The Killing of a Sacred Deer

Opening Friday, Nov. 3

There’s a certain type of movie in which chaotic strangers crash into an orderly family unit and unleash havoc. Recent specimens include Rachel Weisz vehicle Complete Unknown and Darren Aronofsky’s mother!. Further back, there was Funny Games by Michael Haneke, the director who Greek auteur Yorgos Lanthimos, insofar as he resembles anyone, most resembles.

The Killing of a Sacred Deer is one of those movies, Lanthimos-style. If you saw The Lobster, you know what that means: an indigestible alloy of humor, cruelty, absurdity, rationality, cynicism, and pathos; an inexplicable premise that brooks no arguments and offers no answers; and characters whose unreal affect starkly outlines the psychological and ethical dimensions of their plight. This time, it’s all sealed up in a Skinner box that probes the extremes of familial love and survivor’s guilt, revenge, selfishness, and justice.

This is Lanthimos’s second consecutive film starring a puffy yet alert Colin Farrell, who plays heart surgeon Steven with almost Swiss composure and efficiency. We meet him in a slightly strained conversation with clean-cut, sixteen-year-old Martin (Barry Keoghan, fresh off his Dunkirk breakout, who handles Lanthimos’s blankly stylized prose with remarkable, vacuous menace).

Steven, arrogant and benign, presides over a tony little bourgeois household, while Martin and his widowed mother (a tremulous Alicia Silverstone) live in a shabbier part of town. But this doesn’t sufficiently account for their relationship’s stiff formality and furtive intimacy or the sense of inchoate danger around it.

Impeccably polite yet puzzlingly pushy, Martin insinuates himself deeper and deeper into Steven’s life. Slowly and inexorably, Lanthimos metes out the context of their connection. The secret at its core is a time bomb ticking in the center of the film. When it goes off, with blurted abruptness, the second half rockets away into spoiler-land, where a pageant of brutality awaits.

Lanthimos fires up all his devices to keep us off-balance in the relentless plot. Scary music pops up at the oddest times, more often during a dinner invitation than a threat or violent act. The voyeuristic camera is always creeping up on its subjects, down hallways and streets, redoubling our feeling of rushing to catch up with something we’re not sure we want to see.

And there’s the artfully artificial way in which Lanthimos people interact, a clashing blend of emotional neutrality and outrageous oversharing. “Our daughter started menstruating last week,” Steven remarks to a colleaguethis is what passes for small talk in Lanthimos. Steven’s daughter, Kim (Raffey Cassidy), mentions the same thing to Martin, with just as little cue or reaction.
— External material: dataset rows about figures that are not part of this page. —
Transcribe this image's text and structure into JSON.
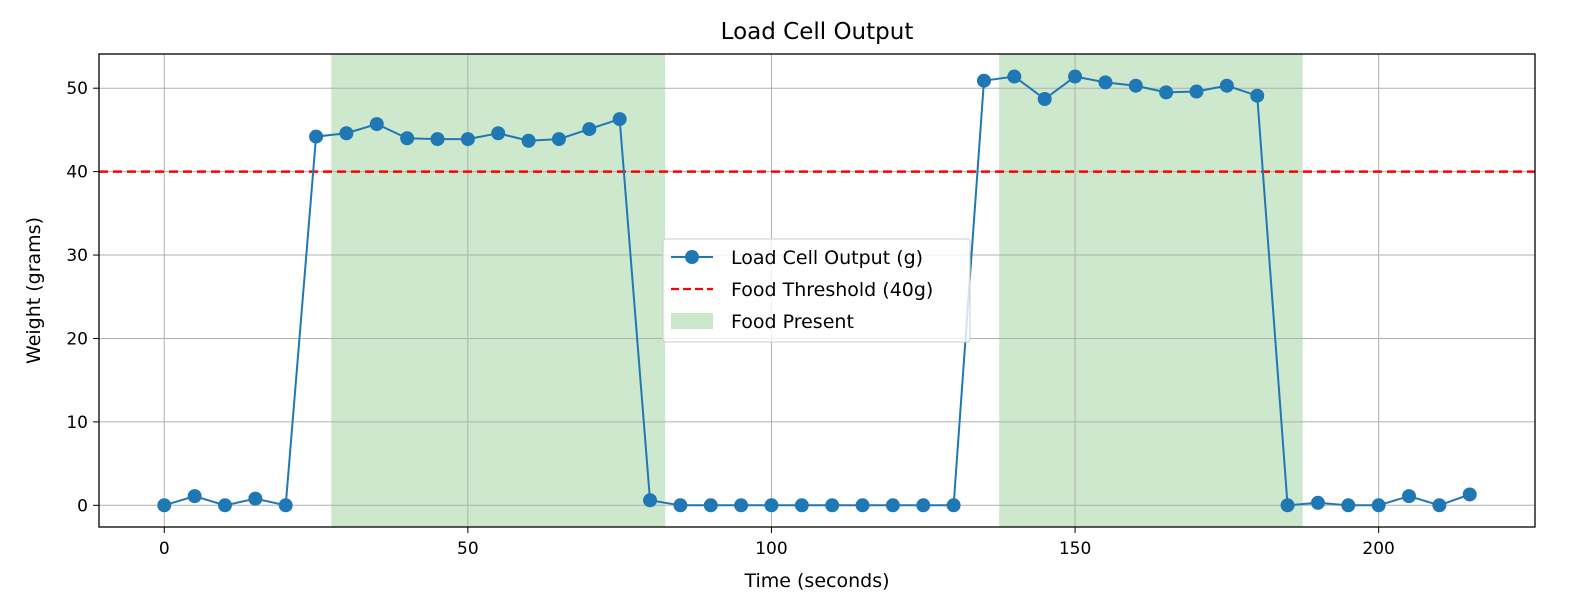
{
  "chart_data": {
    "type": "line",
    "title": "Load Cell Output",
    "xlabel": "Time (seconds)",
    "ylabel": "Weight (grams)",
    "xlim": [
      -10.75,
      225.75
    ],
    "ylim": [
      -2.6,
      54.1
    ],
    "xticks": [
      0,
      50,
      100,
      150,
      200
    ],
    "yticks": [
      0,
      10,
      20,
      30,
      40,
      50
    ],
    "grid": true,
    "legend_position": "center",
    "series": [
      {
        "name": "Load Cell Output (g)",
        "color": "#1f77b4",
        "marker": "circle",
        "x": [
          0,
          5,
          10,
          15,
          20,
          25,
          30,
          35,
          40,
          45,
          50,
          55,
          60,
          65,
          70,
          75,
          80,
          85,
          90,
          95,
          100,
          105,
          110,
          115,
          120,
          125,
          130,
          135,
          140,
          145,
          150,
          155,
          160,
          165,
          170,
          175,
          180,
          185,
          190,
          195,
          200,
          205,
          210,
          215
        ],
        "y": [
          0,
          1.1,
          0,
          0.8,
          0,
          44.2,
          44.6,
          45.7,
          44.0,
          43.9,
          43.9,
          44.6,
          43.7,
          43.9,
          45.1,
          46.3,
          0.6,
          0,
          0,
          0,
          0,
          0,
          0,
          0,
          0,
          0,
          0,
          50.9,
          51.4,
          48.7,
          51.4,
          50.7,
          50.3,
          49.5,
          49.6,
          50.3,
          49.1,
          0,
          0.3,
          0,
          0,
          1.1,
          0,
          1.3
        ]
      }
    ],
    "threshold": {
      "name": "Food Threshold (40g)",
      "value": 40,
      "color": "#ff0000",
      "style": "dashed"
    },
    "spans": {
      "name": "Food Present",
      "color": "#2ca02c",
      "ranges": [
        [
          27.5,
          82.5
        ],
        [
          137.5,
          187.5
        ]
      ]
    }
  }
}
The dialogue is one-size-fits-all: any character’s lines could just as easily be spoken by any other, which boils everything down to societal roles and individual motivations.

Lanthimos portrays a world full of arbitrary mandates that are always met with unhesitating, detached assent, which may be his way of telling us how to watch his movies. The characters here keep demanding to see one another’s body hair. “You’ve got a great body,” Kim drones to Martin, falling impassively in love. Steven’s wife, Anna (Nicole Kidman, who intelligently fills Lanthimos’s empty vessel with an inert scorn), habitually pretends to be under general anesthesia when she and Steven have sex, which is just the Lanthimostest.

Old white guys will be very keen on the film’s classical framework (the title refers to the Greek myth of Iphigenia, who was sacrificed by her father, Agamemnon, to placate Artemis), while a broader populace, fresh off mother!, will pick up on the glaring biblical references: there are crosses, there is the washing of feet, there are stained-glass impastos on fallen bodies. There is a man playing god and a malevolent deity cast down into a basement.

But this is all so much gold leaf on what is really a merciless rehearsal of the trolley problem, an ethical thought experiment that happened to memorably feature in a recent episode of the ingenious NBC sitcom The Good Place. A runaway trolley is barreling toward five people. You have the choice to either do nothing and let them die or pull a lever that diverts the trolley onto another track, where it will kill one person. Do you act and preserve the most life, or not act in the attempt to minimize your moral culpability?

As soon as I saw the strangely antiseptic close-up of open-heart surgery that begins the film, I knew critics were going to trip over themselves in the rush to compare it to cinematic open-heart surgery. (And they did.) But this is a rhetorical red herring. Lanthimos always shows us exactly what he’s doing, but he never, ever shows us why. His heart is hidden, mysterious, supremely opaque.

Like The Lobster, The Killing of a Sacred Deer ends ambiguouly. The person I saw it with has sent me at least six all-caps texts about its frustrations and inconsistencies in the week since. She’s right. But she’s still thinking about it, and so am I. I’m thinking about the knife Lanthimos twists into the classic dilemma: What if the helpless trolley operator is also the scoundrel who tied the people to the tracks? And aren’t a lot of our accidents more like that than we’d care to see?